Ветер Туманович

Эдвард Фришер
               


     Тахир, личный водитель директора, наклонился и открыл переднюю  пассажирскую дверь. Главный инженер, вышедший в определенное время на условленное место, нырнул на сиденье, захлопнул дверь и поздоровался.

     Стотридцатипятикилограммовый шеф разместился на заднем сидении "Волги", сложив руки на животе, как на походном столике. Вяло пожав руку Денису Григорьевичу, он сказал:

- Все нормально дома? Дети здоровы? Жена? Сам?

- Все хорошо, спасибо.

- Тахир, через центральную проходную.  Денис, сегодня планерка в одиннадцать, у тебя острые вопросы есть для совещания?

- Нет. Решаем в рабочем порядке.

- Здесь ты молодец!

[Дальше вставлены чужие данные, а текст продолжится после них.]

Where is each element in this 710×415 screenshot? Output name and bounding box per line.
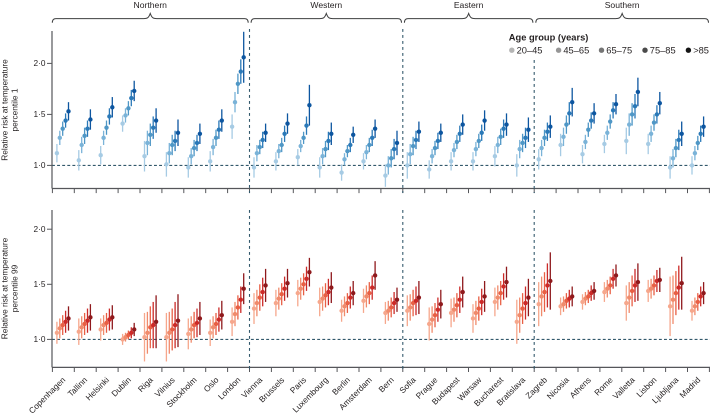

А на опоры погляди: времени - почти восемь утра, солнце встает, а светильники горят. Экономить надо электроэнергию. Или тебе всё-равно?

   Машина мчалась по трассе уже за городом, параллельно тянулся забор и за ним цеха родного комбината. Директор сразу заметил недочет.

- Правильно критикуете. Но включены лампы только на подстанции. Освещение
вдоль дорог на комбинате - на фотореле, и отключается, как только рассветет.

- Вот и тема планерки. Я твоего энергетика, Рябенко Николая Кирилловича, накажу.

- Надеюсь, не расстреляете. Он хороший работник. За горящие светильники лучше я с него спрошу, и поправим положение.

- Конечно, поправите, но и я поинтересуюсь: почему за него думать и работать нужно?!

  Машина уже мчалась вдоль комбината, вытянувшегося на пару километров вдоль трассы Ташкент - Коканд, на нижних склонах Чаткальского хребта, тремя уступами. Ширина же территории предприятия была метров пятьсот.

  По верхней ступени уступа проходила дорога от проходной до корпуса заводоуправления, цеха по производству облицовочной плитки, и упиралась в гараж. Вдоль этой дороги располагался отдел капитального строительства, национальная и европейская столовые, магазины.

    На следующий уровень спускались ещё одна дорога и ступени. Громадные цеха, производящие метлахскую плитку, сантехкерамику, канализационные трубы, со своими массозаготовительными отделениями, компрессорная станция вытянулись на сотни метров.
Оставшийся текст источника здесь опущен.